記事

河野先生が子供たちへ伝えたかったこと!

午後は「夢を持とう!」をテーマにした講演会。
まずは、昨年10月に河野が初優勝した『マイナビABCゴルフチャンピオンシップ』のVTR観賞からスタートすると、子供たちから大歓声が沸き起こる。
次いで、黒板に向かって自分の生い立ちを書きながら、子供たちにゆっくり語り始めた。

昭和56年東京生まれ。
小学校の頃、ゴルフが好きな父親に連れられ、月に1回くらい練習場に行っていたが、4年生の部活はサッカー部、5年生になって何を思ったか工芸部に1年間所属、6年生ではバスケット部と、ゴルフにはあまり関係ない生活を送っていいた。
そして中学校で、富士山がある山梨県に引っ越し。
ここでも部活は野球部で、中学2年生で初めてゴルフのコースに行ったものの、あくまでもメインは野球で、ゴルフは自分にとって遊びの延長だった。
ゴルフをやるきっかけとなったのは、中学3年生の夏、野球部の試合が終わってしまったため、ゴルフの試合に初めて出場したことだった。
河野は体も細く、何か他に得意なものもなかったから、周りの同級生が誰もやっていないゴルフなら、ちょっと練習したらすぐ1番になれるのではと考えた。
「そうすれば目立てるし(笑)、成績良ければ賞状もらえて、夏休み終わりの始業式に、全校生徒の前で校長先生から発表されたりするのも夢だったしね」と子供たちを笑わせた。

そして高校でゴルフ部に入学。
部員が先輩を入れて4人、県内でも15人程度のため、試合に出れば県で15位になれるという軽い気持ちでいたところ、たまたま優勝してしまった。
関東大会に出ることになったが、今度は140人中100位という散々な成績。
これでは通用しないなぁと発奮して、毎日練習するようになった。
しかしそれでも、高校最後の全国大会では、101位の成績だった。
その後、推薦で東洋大学に進学。大学時代は全国で9位になった。
練習の成果で腕は上がっていき、2003年にプロ転向したが、試合に出られない日が続いた。当時、同級生に宮里優作といういい目標があり、「同じようにやっていてはダメだ。厳しい環境で自分を鍛えよう」と一念発起して、アメリカのサンディエゴに渡った。
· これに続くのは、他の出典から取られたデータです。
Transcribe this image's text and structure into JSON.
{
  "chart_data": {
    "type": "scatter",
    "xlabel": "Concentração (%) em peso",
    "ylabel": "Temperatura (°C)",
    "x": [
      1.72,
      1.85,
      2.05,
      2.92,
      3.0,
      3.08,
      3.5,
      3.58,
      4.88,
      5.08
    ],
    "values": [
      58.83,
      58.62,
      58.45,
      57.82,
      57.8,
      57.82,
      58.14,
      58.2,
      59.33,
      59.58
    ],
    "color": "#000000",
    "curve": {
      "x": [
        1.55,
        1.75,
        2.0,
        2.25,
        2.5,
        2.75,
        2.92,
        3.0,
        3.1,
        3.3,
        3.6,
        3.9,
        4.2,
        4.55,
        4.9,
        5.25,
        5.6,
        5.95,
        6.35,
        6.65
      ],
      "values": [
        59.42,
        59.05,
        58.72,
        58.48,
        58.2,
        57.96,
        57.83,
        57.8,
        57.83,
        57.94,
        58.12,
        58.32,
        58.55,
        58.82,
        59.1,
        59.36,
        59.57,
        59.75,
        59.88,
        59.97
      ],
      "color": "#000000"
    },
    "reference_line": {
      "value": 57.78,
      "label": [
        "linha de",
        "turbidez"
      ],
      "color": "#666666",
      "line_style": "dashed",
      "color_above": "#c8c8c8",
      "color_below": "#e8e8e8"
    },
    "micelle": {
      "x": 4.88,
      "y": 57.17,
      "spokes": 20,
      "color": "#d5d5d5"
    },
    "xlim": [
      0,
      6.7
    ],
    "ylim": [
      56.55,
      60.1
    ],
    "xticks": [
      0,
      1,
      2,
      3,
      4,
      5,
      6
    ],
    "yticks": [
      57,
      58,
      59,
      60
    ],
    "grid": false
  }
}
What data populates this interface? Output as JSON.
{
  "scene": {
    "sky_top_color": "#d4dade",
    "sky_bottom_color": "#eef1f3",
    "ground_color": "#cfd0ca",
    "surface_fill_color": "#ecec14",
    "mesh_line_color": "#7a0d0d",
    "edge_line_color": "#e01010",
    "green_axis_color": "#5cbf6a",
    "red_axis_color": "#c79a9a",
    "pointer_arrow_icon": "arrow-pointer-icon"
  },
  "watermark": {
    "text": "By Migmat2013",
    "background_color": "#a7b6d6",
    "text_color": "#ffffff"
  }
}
4年間ミニツアーを渡り歩き腕を磨いた。
そして2010年にツアーメンバーとなり、2011年10月の『マイナビABCチャンピオンシップ』でツアー初優勝を決めた。
最終ホールの劇的なイーグルで裵相文に追いつき、プレーオフに持ち込んだ。
約2時間にわたる激闘の末、6ホール目にバーディを奪い、ついにトップに立った。

「僕はプロになりたいと思ってから現在まで14年間、練習をしなかったのは年に5日くらいで、360日は欠かさず球を打ち続けてきた。毎日続けていれば何か形になるということをみんなにわかってほしい。勉強でも、スポーツでも何でもいいんだよ。例えば大人にダメだと言われるゲームや漫画でも、それを突き詰めて作る人になればそれでいいんだよ。何かのプロフェッショナルになるということは、何かをやり続けることなんだよ。みんなはまだ小学生だから、将来どういう人になりたいとか何をしたいかを思い浮かべて、それを諦めないで思い続けること、やり続けることが大事だよ。夢は追い続ければ絶対かなうよ」と熱く語った。

さらに、「僕も来月から試合が始まるけれど、来月に調子がよくなるように毎日何をしようかと考えている。僕は学校がないから、ずっと寝ようと思えば寝てられるし、漫画も読んでいられる。ゲームもずっとできる。でもそれではだめだよね。練習もやりすぎはよくない。自分で納得するだけやって、休む時は休む。みんな勉強もそうだよ。ずっと無理してがんばっても翌日力を発揮できなかったら報われないからね。気持ちをリフレッシュさせて生活にメリハリをつけることも大切なこと」と自分の経験からアドバイスした。

最後に代表児童から河野へお礼の言葉と大きな花束が贈られた。そして八郷小学校の美しい校歌で締めくくりと思いきや、河野が試合で実際使用しているゴルフボールにサインを入れて、子供たちへまたまたプレゼントしたので、このサプライズにみんな大喜び。

帰り際、子供たちは校舎の窓から一斉に手を振り、「河野プロ〜また来てください」と見送ると、河野も動きかけた車から半身を乗り出し、「6月の全国大会で会おうね!」と笑顔で別れた。